Ein breites Feld der Deutung tut sich auf. Denn: Wann lügt jemand? Und wann ist er aufrichtig? Wie lässt sich das beurteilen? Philosophisch gesehen war die Angelegenheit bis in die Neuzeit recht eindeutig: Sobald sich jemand der Sprache bedient, ist es mit der Aufrichtigkeit vorbei?

Die Vernunft wurzelte in einem Satz angeborener Ideen, die dem Menschen vor jeder Kommunikation mit auf die Welt gegeben waren. Mit der Sprache kam der Körper ins Spiel, Stimme, Ausdruck, Mundart. All das gehörte zu den res extensa, den ausgedehnten Dingen, trat zur Welt der geistigen Dinge, den res cogitans, nur äußerlich hinzu, als Tribut an die Unvollkommenheit des Menschen, sein zufälliges Wesen. Was bewies diese Zufälligkeit schlagender als die Tatsache, dass dieselben Ideen in den verschiedenen natürlichen Sprachen auf höchst verschiedene Weise tönten? Innere Notwendigkeit beanspruchte allein der Denkprozess. In der Kommunikation geriet der Gedanke unweigerlich in die Fänge der Willkür.

Worte täuschen

Das Grundproblem der Sprache war und ist noch immer die - sagen wir: eingeschränkte Fähigkeit, Gedanken abzubilden. Bis ins frühe 20. Jahrhundert war dies ein weit verbreitetes Lamento: Misstraue den Worten, sie täuschen, mehr noch, sie sind imstande, Wirklichkeiten herzustellen, die niemand sehen und begreifen kann.
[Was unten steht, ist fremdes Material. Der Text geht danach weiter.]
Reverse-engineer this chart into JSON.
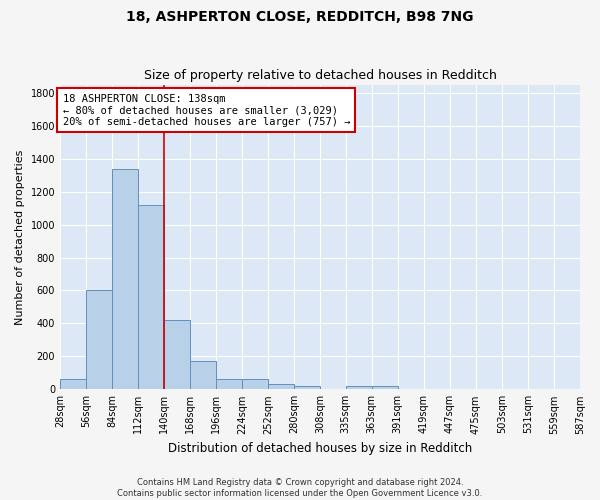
{
  "title": "18, ASHPERTON CLOSE, REDDITCH, B98 7NG",
  "subtitle": "Size of property relative to detached houses in Redditch",
  "xlabel": "Distribution of detached houses by size in Redditch",
  "ylabel": "Number of detached properties",
  "footer_line1": "Contains HM Land Registry data © Crown copyright and database right 2024.",
  "footer_line2": "Contains public sector information licensed under the Open Government Licence v3.0.",
  "bin_edges": [
    28,
    56,
    84,
    112,
    140,
    168,
    196,
    224,
    252,
    280,
    308,
    335,
    363,
    391,
    419,
    447,
    475,
    503,
    531,
    559,
    587
  ],
  "bar_heights": [
    60,
    600,
    1340,
    1120,
    420,
    170,
    60,
    60,
    35,
    20,
    0,
    20,
    20,
    0,
    0,
    0,
    0,
    0,
    0,
    0
  ],
  "bar_color": "#b8d0e8",
  "bar_edge_color": "#6090c0",
  "property_line_x": 140,
  "property_line_color": "#cc0000",
  "annotation_text": "18 ASHPERTON CLOSE: 138sqm\n← 80% of detached houses are smaller (3,029)\n20% of semi-detached houses are larger (757) →",
  "annotation_box_color": "#cc0000",
  "ylim": [
    0,
    1850
  ],
  "yticks": [
    0,
    200,
    400,
    600,
    800,
    1000,
    1200,
    1400,
    1600,
    1800
  ],
  "background_color": "#dce8f5",
  "fig_background_color": "#f5f5f5",
  "grid_color": "#ffffff",
  "title_fontsize": 10,
  "subtitle_fontsize": 9,
  "xlabel_fontsize": 8.5,
  "ylabel_fontsize": 8,
  "tick_fontsize": 7,
  "annotation_fontsize": 7.5,
  "footer_fontsize": 6
}
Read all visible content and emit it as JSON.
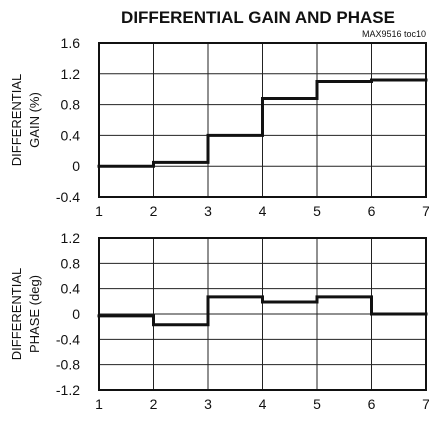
{
  "title": "DIFFERENTIAL GAIN AND PHASE",
  "part_note": "MAX9516 toc10",
  "chart_data": [
    {
      "type": "line",
      "step": true,
      "grid": true,
      "ylabel_lines": [
        "DIFFERENTIAL",
        "GAIN (%)"
      ],
      "xlim": [
        1,
        7
      ],
      "ylim": [
        -0.4,
        1.6
      ],
      "xticks": [
        "1",
        "2",
        "3",
        "4",
        "5",
        "6",
        "7"
      ],
      "yticks": [
        "1.6",
        "1.2",
        "0.8",
        "0.4",
        "0",
        "-0.4"
      ],
      "series": [
        {
          "x": [
            1,
            2,
            3,
            4,
            5,
            6,
            7
          ],
          "y": [
            0.0,
            0.05,
            0.4,
            0.88,
            1.1,
            1.12,
            1.12
          ]
        }
      ]
    },
    {
      "type": "line",
      "step": true,
      "grid": true,
      "ylabel_lines": [
        "DIFFERENTIAL",
        "PHASE (deg)"
      ],
      "xlim": [
        1,
        7
      ],
      "ylim": [
        -1.2,
        1.2
      ],
      "xticks": [
        "1",
        "2",
        "3",
        "4",
        "5",
        "6",
        "7"
      ],
      "yticks": [
        "1.2",
        "0.8",
        "0.4",
        "0",
        "-0.4",
        "-0.8",
        "-1.2"
      ],
      "series": [
        {
          "x": [
            1,
            2,
            3,
            4,
            5,
            6,
            7
          ],
          "y": [
            -0.03,
            -0.17,
            0.27,
            0.19,
            0.27,
            0.0,
            0.0
          ]
        }
      ]
    }
  ]
}
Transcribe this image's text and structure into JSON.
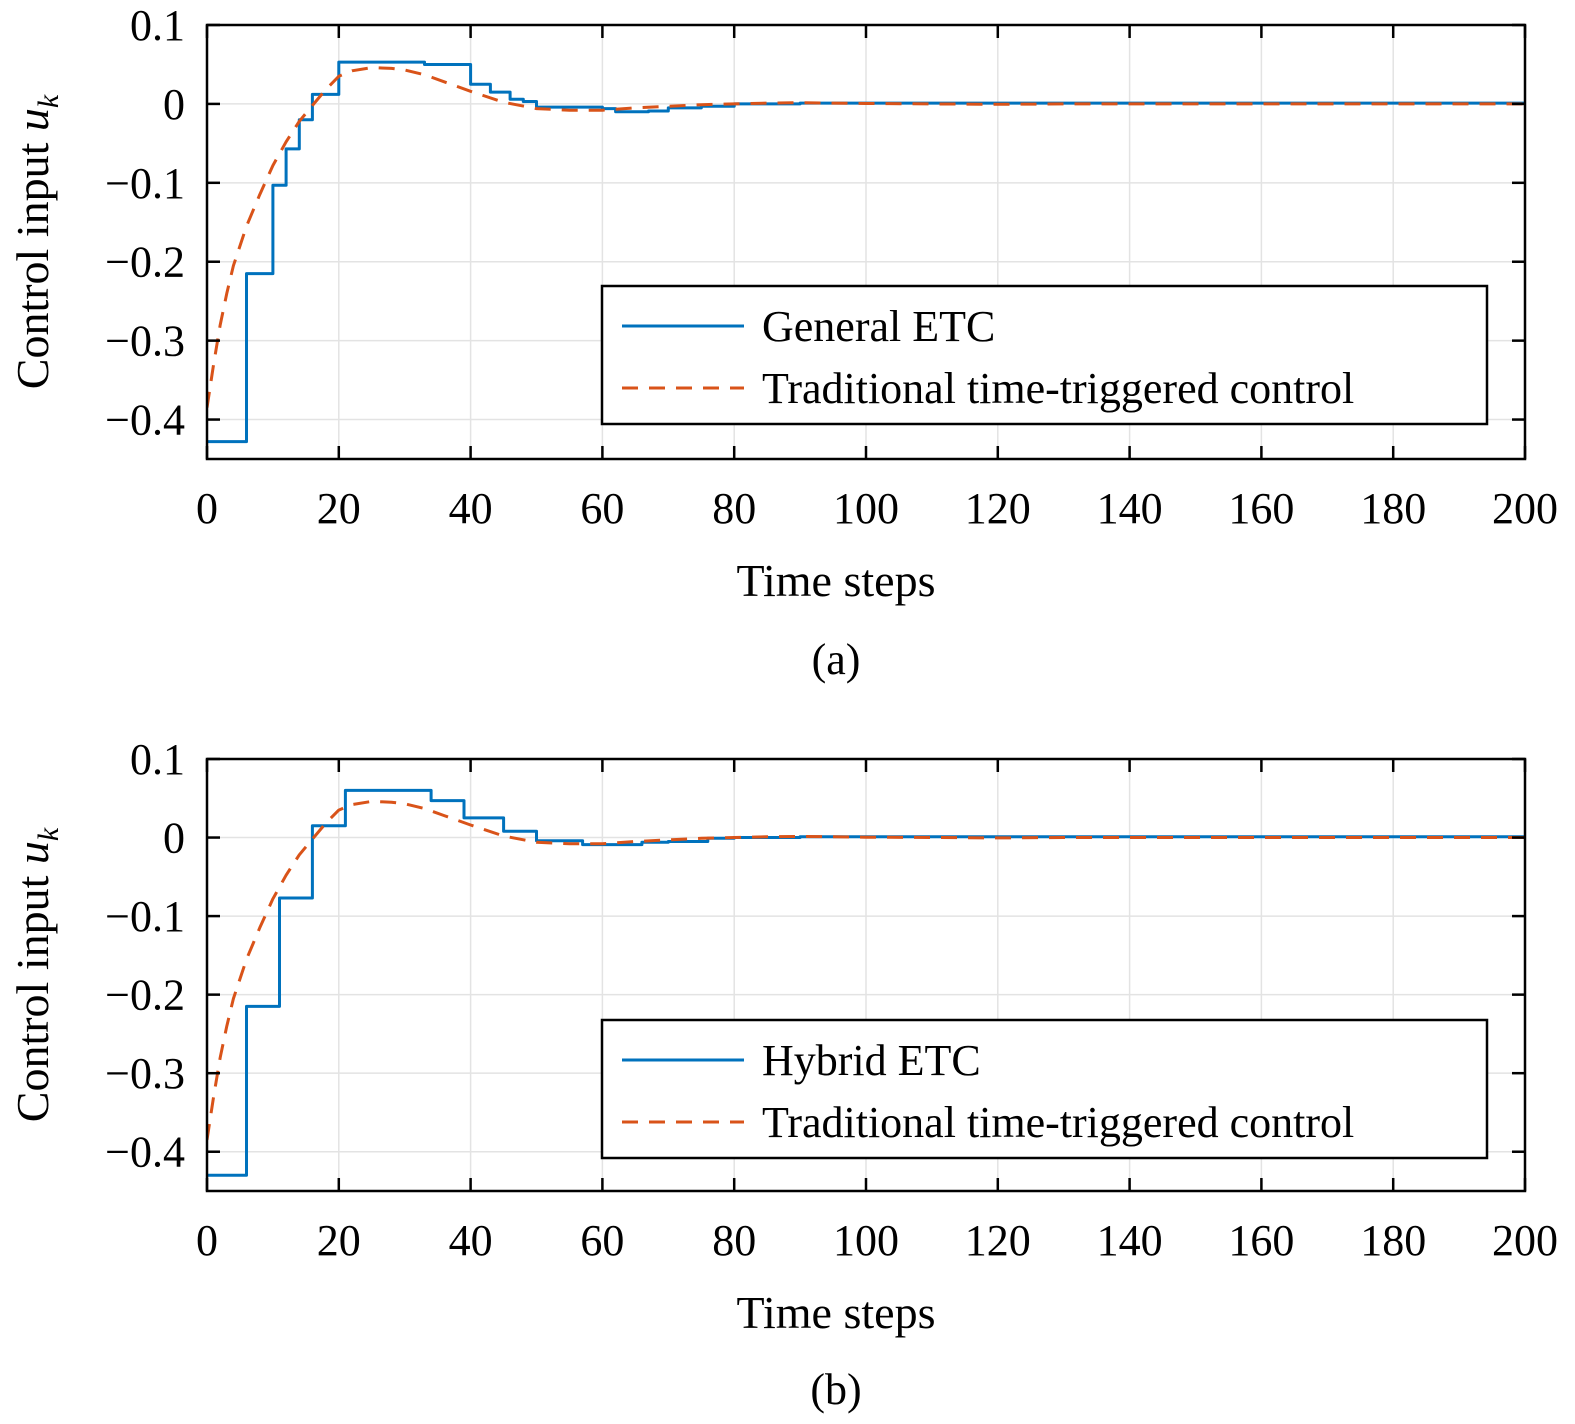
{
  "chart_data": [
    {
      "type": "line",
      "caption": "(a)",
      "xlabel": "Time steps",
      "ylabel": "Control input ",
      "ylabel_symbol": "u",
      "ylabel_subscript": "k",
      "xlim": [
        0,
        200
      ],
      "ylim": [
        -0.45,
        0.1
      ],
      "xticks": [
        0,
        20,
        40,
        60,
        80,
        100,
        120,
        140,
        160,
        180,
        200
      ],
      "xtick_labels": [
        "0",
        "20",
        "40",
        "60",
        "80",
        "100",
        "120",
        "140",
        "160",
        "180",
        "200"
      ],
      "yticks": [
        0.1,
        0,
        -0.1,
        -0.2,
        -0.3,
        -0.4
      ],
      "ytick_labels": [
        "0.1",
        "0",
        "−0.1",
        "−0.2",
        "−0.3",
        "−0.4"
      ],
      "grid": true,
      "legend_position": "lower-right",
      "colors": {
        "event_triggered": "#0072BD",
        "time_triggered": "#D95319"
      },
      "series": [
        {
          "name": "General ETC",
          "style": "solid",
          "step": true,
          "x": [
            0,
            5,
            6,
            9,
            10,
            11,
            12,
            13,
            14,
            15,
            16,
            18,
            20,
            25,
            30,
            33,
            35,
            38,
            40,
            42,
            43,
            45,
            46,
            48,
            50,
            55,
            60,
            62,
            65,
            67,
            70,
            75,
            80,
            90,
            100,
            200
          ],
          "y": [
            -0.428,
            -0.428,
            -0.215,
            -0.215,
            -0.103,
            -0.103,
            -0.057,
            -0.057,
            -0.02,
            -0.02,
            0.012,
            0.012,
            0.053,
            0.053,
            0.053,
            0.05,
            0.05,
            0.05,
            0.025,
            0.025,
            0.015,
            0.015,
            0.006,
            0.003,
            -0.004,
            -0.004,
            -0.006,
            -0.01,
            -0.01,
            -0.009,
            -0.005,
            -0.003,
            0.0,
            0.001,
            0.001,
            0.0
          ]
        },
        {
          "name": "Traditional time-triggered control",
          "style": "dashed",
          "step": false,
          "x": [
            0,
            1,
            2,
            3,
            4,
            6,
            8,
            10,
            12,
            14,
            16,
            18,
            20,
            22,
            25,
            28,
            30,
            33,
            36,
            40,
            45,
            50,
            55,
            60,
            65,
            70,
            75,
            80,
            85,
            90,
            95,
            100,
            110,
            120,
            130,
            140,
            160,
            200
          ],
          "y": [
            -0.385,
            -0.33,
            -0.28,
            -0.24,
            -0.205,
            -0.155,
            -0.115,
            -0.078,
            -0.048,
            -0.022,
            -0.002,
            0.018,
            0.035,
            0.042,
            0.046,
            0.045,
            0.043,
            0.037,
            0.028,
            0.016,
            0.002,
            -0.006,
            -0.008,
            -0.008,
            -0.005,
            -0.003,
            -0.001,
            0.0,
            0.001,
            0.0015,
            0.001,
            0.0005,
            0.0,
            -0.0005,
            0.0,
            0.0,
            0.0,
            0.0
          ]
        }
      ]
    },
    {
      "type": "line",
      "caption": "(b)",
      "xlabel": "Time steps",
      "ylabel": "Control input ",
      "ylabel_symbol": "u",
      "ylabel_subscript": "k",
      "xlim": [
        0,
        200
      ],
      "ylim": [
        -0.45,
        0.1
      ],
      "xticks": [
        0,
        20,
        40,
        60,
        80,
        100,
        120,
        140,
        160,
        180,
        200
      ],
      "xtick_labels": [
        "0",
        "20",
        "40",
        "60",
        "80",
        "100",
        "120",
        "140",
        "160",
        "180",
        "200"
      ],
      "yticks": [
        0.1,
        0,
        -0.1,
        -0.2,
        -0.3,
        -0.4
      ],
      "ytick_labels": [
        "0.1",
        "0",
        "−0.1",
        "−0.2",
        "−0.3",
        "−0.4"
      ],
      "grid": true,
      "legend_position": "lower-right",
      "colors": {
        "event_triggered": "#0072BD",
        "time_triggered": "#D95319"
      },
      "series": [
        {
          "name": "Hybrid ETC",
          "style": "solid",
          "step": true,
          "x": [
            0,
            5,
            6,
            10,
            11,
            15,
            16,
            20,
            21,
            25,
            30,
            33,
            34,
            38,
            39,
            44,
            45,
            49,
            50,
            56,
            57,
            62,
            66,
            70,
            76,
            80,
            90,
            100,
            200
          ],
          "y": [
            -0.43,
            -0.43,
            -0.215,
            -0.215,
            -0.077,
            -0.077,
            0.015,
            0.015,
            0.06,
            0.06,
            0.06,
            0.06,
            0.047,
            0.047,
            0.025,
            0.025,
            0.008,
            0.008,
            -0.004,
            -0.004,
            -0.009,
            -0.009,
            -0.006,
            -0.005,
            -0.001,
            0.0,
            0.001,
            0.001,
            0.0
          ]
        },
        {
          "name": "Traditional time-triggered control",
          "style": "dashed",
          "step": false,
          "x": [
            0,
            1,
            2,
            3,
            4,
            6,
            8,
            10,
            12,
            14,
            16,
            18,
            20,
            22,
            25,
            28,
            30,
            33,
            36,
            40,
            45,
            50,
            55,
            60,
            65,
            70,
            75,
            80,
            85,
            90,
            95,
            100,
            110,
            120,
            130,
            140,
            160,
            200
          ],
          "y": [
            -0.385,
            -0.33,
            -0.28,
            -0.24,
            -0.205,
            -0.155,
            -0.115,
            -0.078,
            -0.048,
            -0.022,
            -0.002,
            0.018,
            0.035,
            0.042,
            0.046,
            0.045,
            0.043,
            0.037,
            0.028,
            0.016,
            0.002,
            -0.006,
            -0.008,
            -0.008,
            -0.005,
            -0.003,
            -0.001,
            0.0,
            0.001,
            0.0015,
            0.001,
            0.0005,
            0.0,
            -0.0005,
            0.0,
            0.0,
            0.0,
            0.0
          ]
        }
      ]
    }
  ]
}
Wolfgang Engler verfolgt in seinem Buch diesen aussichtslosen Kampf um die Überbrückung der Kluft zwischen Denken beziehungsweise Fühlen und Sprechen. Einen Kampf, der im 18. Jahrhundert aus der Theorie in die Lebenspraxis übergeführt wurde, da im Zuge der Aufklärung die Pädagogik die Aufrichtigkeit zu idealisieren begann, als ob es möglich wäre, einen Menschen von klein auf eindeutig kommunizieren zu lassen.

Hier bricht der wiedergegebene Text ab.